Provides attribute access to a number of important columns - chromosome, start position, end position, reference allele and alternative allele.
- alt: str | None
- chrom: str
- fchrom: str
- pos_begin: int
- pos_end: int
- ref: str | None
- class dae.genomic_resources.genomic_position_table.LineBuffer[source]
Bases:
object
Represent a line buffer for Tabix genome position table.
- fetch(chrom: str, pos_begin: int, pos_end: int) Generator[LineBase, None, None] [source]
Return a generator of rows matching the region.
- class dae.genomic_resources.genomic_position_table.TabixGenomicPositionTable(genomic_resource: GenomicResource, table_definition: dict)[source]
Bases:
GenomicPositionTable
Represents Tabix file genome position table.
- BUFFER_MAXSIZE = 20000
- alt_key: int | None
- chrom_key: int
- chrom_map: dict[str, str] | None
- chrom_order: list[str] | None
- get_all_records() Generator[LineBase, None, None] [source]
Return generator of all records in the table.
- get_chromosome_length(chrom: str, step: int = 100000000) int [source]
Return the length of a chromosome (or contig).
Returned value is guarnteed to be larget than the actual contig length.
- get_file_chromosomes() list[str] [source]
Return chromosomes in a genomic table file.
This is to be overwritten by the subclass. It should return a list of the chromosomes in the file in the order determinted by the file.
- get_line_iterator(chrom: str | None = None, pos_begin: int | None = None) Generator[LineBase | None, None, None] [source]
Extract raw lines and wrap them in our Line adapter.
- get_records_in_region(chrom: str | None = None, pos_begin: int | None = None, pos_end: int | None = None) Generator[LineBase, None, None] [source]
Return an iterable over the records in the specified range.

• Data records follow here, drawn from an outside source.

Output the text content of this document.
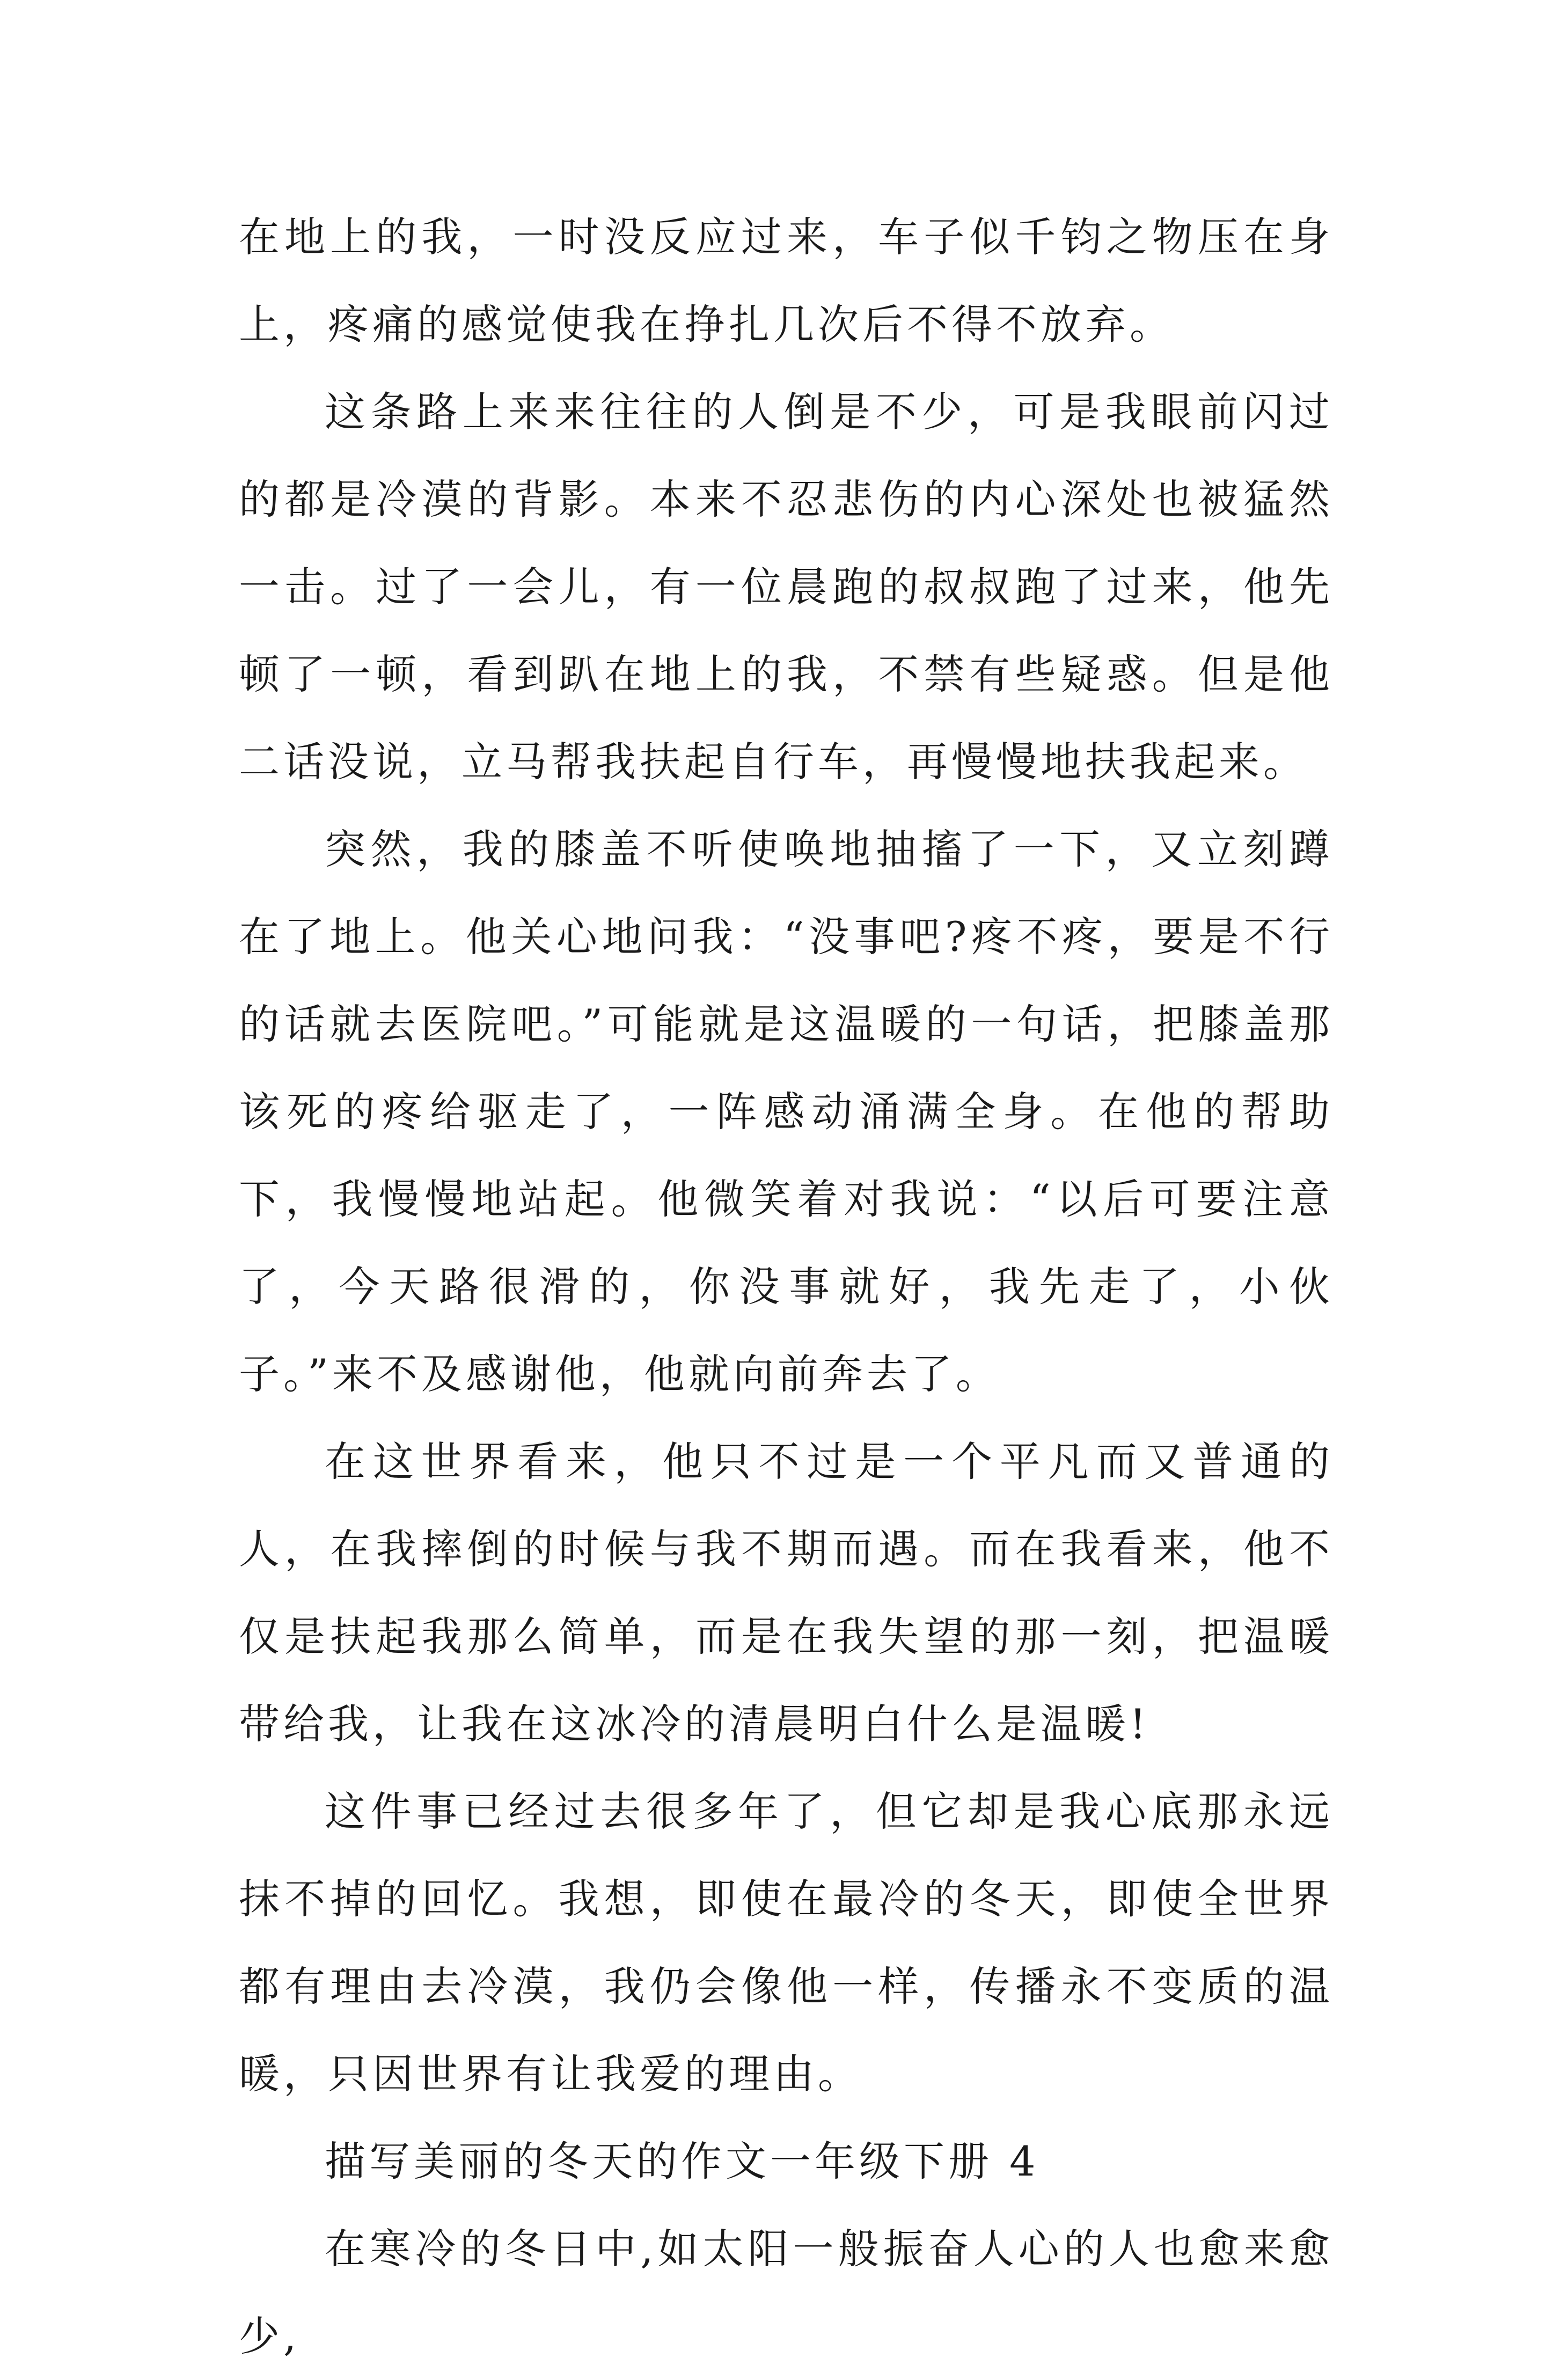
在地上的我，一时没反应过来，车子似千钧之物压在身上，疼痛的感觉使我在挣扎几次后不得不放弃。

这条路上来来往往的人倒是不少，可是我眼前闪过的都是冷漠的背影。本来不忍悲伤的内心深处也被猛然一击。过了一会儿，有一位晨跑的叔叔跑了过来，他先顿了一顿，看到趴在地上的我，不禁有些疑惑。但是他二话没说，立马帮我扶起自行车，再慢慢地扶我起来。

突然，我的膝盖不听使唤地抽搐了一下，又立刻蹲在了地上。他关心地问我：“没事吧?疼不疼，要是不行的话就去医院吧。”可能就是这温暖的一句话，把膝盖那该死的疼给驱走了，一阵感动涌满全身。在他的帮助下，我慢慢地站起。他微笑着对我说：“以后可要注意了，今天路很滑的，你没事就好，我先走了，小伙子。”来不及感谢他，他就向前奔去了。

在这世界看来，他只不过是一个平凡而又普通的人，在我摔倒的时候与我不期而遇。而在我看来，他不仅是扶起我那么简单，而是在我失望的那一刻，把温暖带给我，让我在这冰冷的清晨明白什么是温暖!

这件事已经过去很多年了，但它却是我心底那永远抹不掉的回忆。我想，即使在最冷的冬天，即使全世界都有理由去冷漠，我仍会像他一样，传播永不变质的温暖，只因世界有让我爱的理由。

描写美丽的冬天的作文一年级下册 4

在寒冷的冬日中,如太阳一般振奋人心的人也愈来愈少,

The interval is closed on both sides and 1-based.
- header: Any
- jump_threshold: int
- pos_begin_key: int
- pos_end_key: int
- pysam_file: TabixFile | VariantFile | None
- ref_key: int | None
- rev_chrom_map: dict[str, str] | None
- stats: Counter
- class dae.genomic_resources.genomic_position_table.VCFGenomicPositionTable(genomic_resource: GenomicResource, table_definition: dict)[source]
Bases:
TabixGenomicPositionTable
Represents a VCF file genome position table.
- CHROM = 'CHROM'
- POS_BEGIN = 'POS'
- POS_END = 'POS'
- alt_key: int | None
- chrom_key: int
- chrom_map: dict[str, str] | None
- chrom_order: list[str] | None
- get_file_chromosomes() list[str] [source]

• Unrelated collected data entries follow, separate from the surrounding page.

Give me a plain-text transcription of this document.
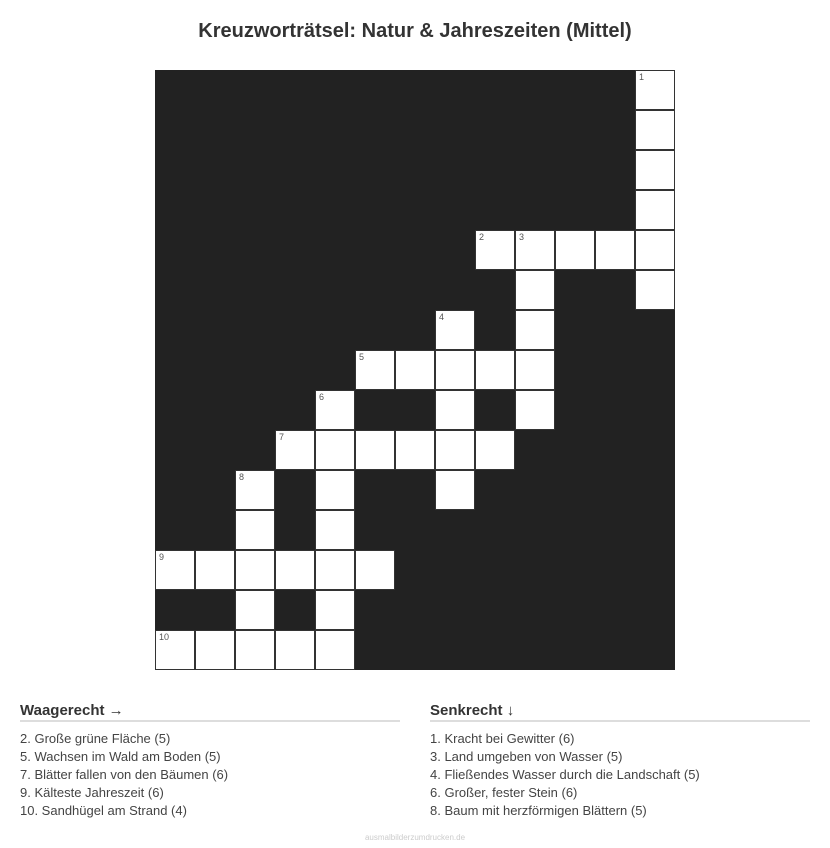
Kreuzworträtsel: Natur & Jahreszeiten (Mittel)
1
2	3
4
5
6
7
8
9
10
Waagerecht →
2. Große grüne Fläche (5)
5. Wachsen im Wald am Boden (5)
7. Blätter fallen von den Bäumen (6)
9. Kälteste Jahreszeit (6)
10. Sandhügel am Strand (4)
Senkrecht ↓
1. Kracht bei Gewitter (6)
3. Land umgeben von Wasser (5)
4. Fließendes Wasser durch die Landschaft (5)
6. Großer, fester Stein (6)
8. Baum mit herzförmigen Blättern (5)
ausmalbilderzumdrucken.de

Return chromosomes in a genomic table file.
This is to be overwritten by the subclass. It should return a list of the chromosomes in the file in the order determinted by the file.

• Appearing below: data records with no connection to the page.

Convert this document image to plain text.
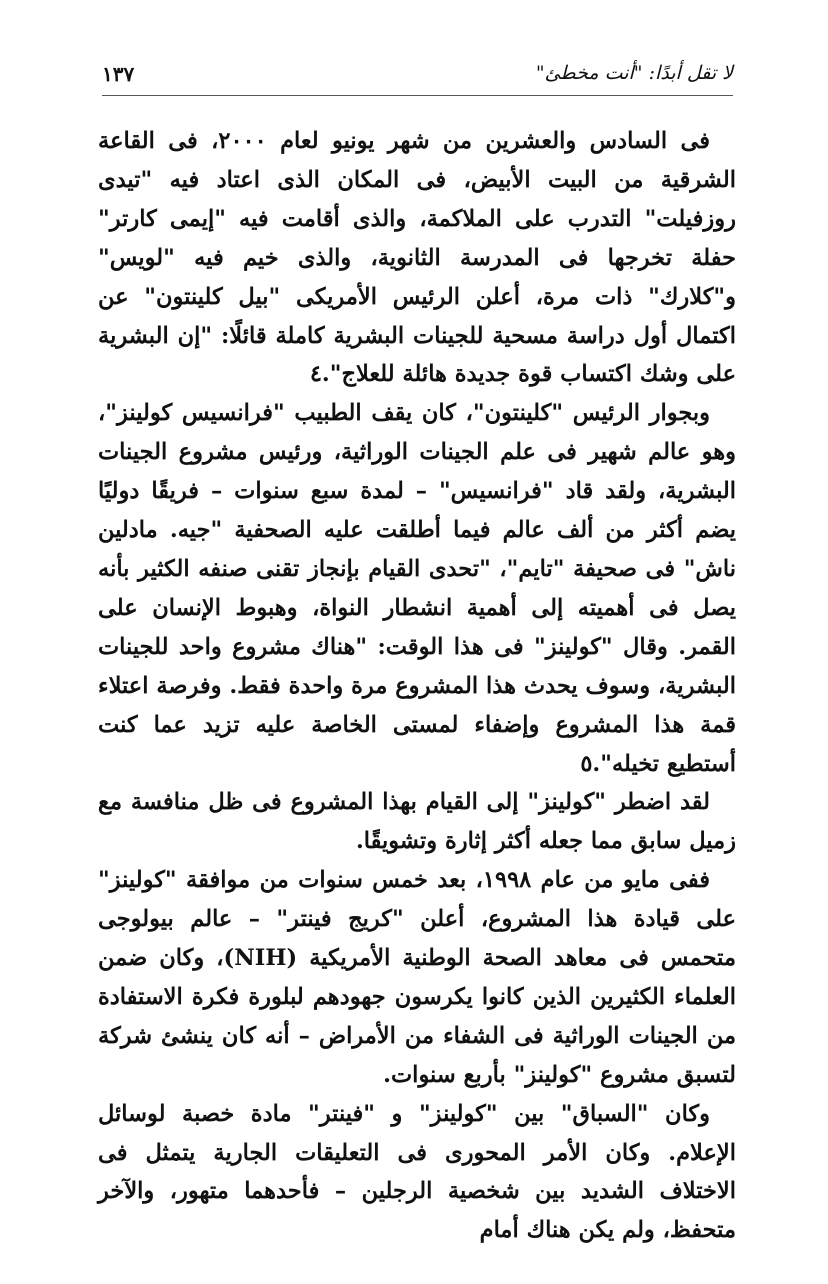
١٣٧	لا تقل أبدًا: "أنت مخطئ"

فى السادس والعشرين من شهر يونيو لعام ٢٠٠٠، فى القاعة الشرقية من البيت الأبيض، فى المكان الذى اعتاد فيه "تيدى روزفيلت" التدرب على الملاكمة، والذى أقامت فيه "إيمى كارتر" حفلة تخرجها فى المدرسة الثانوية، والذى خيم فيه "لويس" و"كلارك" ذات مرة، أعلن الرئيس الأمريكى "بيل كلينتون" عن اكتمال أول دراسة مسحية للجينات البشرية كاملة قائلًا: "إن البشرية على وشك اكتساب قوة جديدة هائلة للعلاج".٤

وبجوار الرئيس "كلينتون"، كان يقف الطبيب "فرانسيس كولينز"، وهو عالم شهير فى علم الجينات الوراثية، ورئيس مشروع الجينات البشرية، ولقد قاد "فرانسيس" – لمدة سبع سنوات – فريقًا دوليًا يضم أكثر من ألف عالم فيما أطلقت عليه الصحفية "جيه. مادلين ناش" فى صحيفة "تايم"، "تحدى القيام بإنجاز تقنى صنفه الكثير بأنه يصل فى أهميته إلى أهمية انشطار النواة، وهبوط الإنسان على القمر. وقال "كولينز" فى هذا الوقت: "هناك مشروع واحد للجينات البشرية، وسوف يحدث هذا المشروع مرة واحدة فقط. وفرصة اعتلاء قمة هذا المشروع وإضفاء لمستى الخاصة عليه تزيد عما كنت أستطيع تخيله".٥

لقد اضطر "كولينز" إلى القيام بهذا المشروع فى ظل منافسة مع زميل سابق مما جعله أكثر إثارة وتشويقًا.

ففى مايو من عام ١٩٩٨، بعد خمس سنوات من موافقة "كولينز" على قيادة هذا المشروع، أعلن "كريج فينتر" – عالم بيولوجى متحمس فى معاهد الصحة الوطنية الأمريكية (NIH)، وكان ضمن العلماء الكثيرين الذين كانوا يكرسون جهودهم لبلورة فكرة الاستفادة من الجينات الوراثية فى الشفاء من الأمراض – أنه كان ينشئ شركة لتسبق مشروع "كولينز" بأربع سنوات.

وكان "السباق" بين "كولينز" و "فينتر" مادة خصبة لوسائل الإعلام. وكان الأمر المحورى فى التعليقات الجارية يتمثل فى الاختلاف الشديد بين شخصية الرجلين – فأحدهما متهور، والآخر متحفظ، ولم يكن هناك أمام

- get_line_iterator(chrom: str | None = None, pos_begin: int | None = None) Generator[VCFLine | None, None, None] [source]
Extract raw lines and wrap them in our Line adapter.
- header: Any
- jump_threshold: int
- open() VCFGenomicPositionTable [source]
- pos_begin_key: int
- pos_end_key: int
- pysam_file: PysamFile | None
- ref_key: int | None
- rev_chrom_map: dict[str, str] | None
- stats: Counter
- class dae.genomic_resources.genomic_position_table.VCFLine(raw_line: VariantRecord, allele_index: int | None)[source]
Bases:
object
Line adapter for lines derived from a VCF file.
Implements functionality for handling multi-allelic variants and INFO fields.
- dae.genomic_resources.genomic_position_table.build_genomic_position_table(resource: GenomicResource, table_definition: dict) GenomicPositionTable [source]
Instantiate a genome position table from a genomic resource.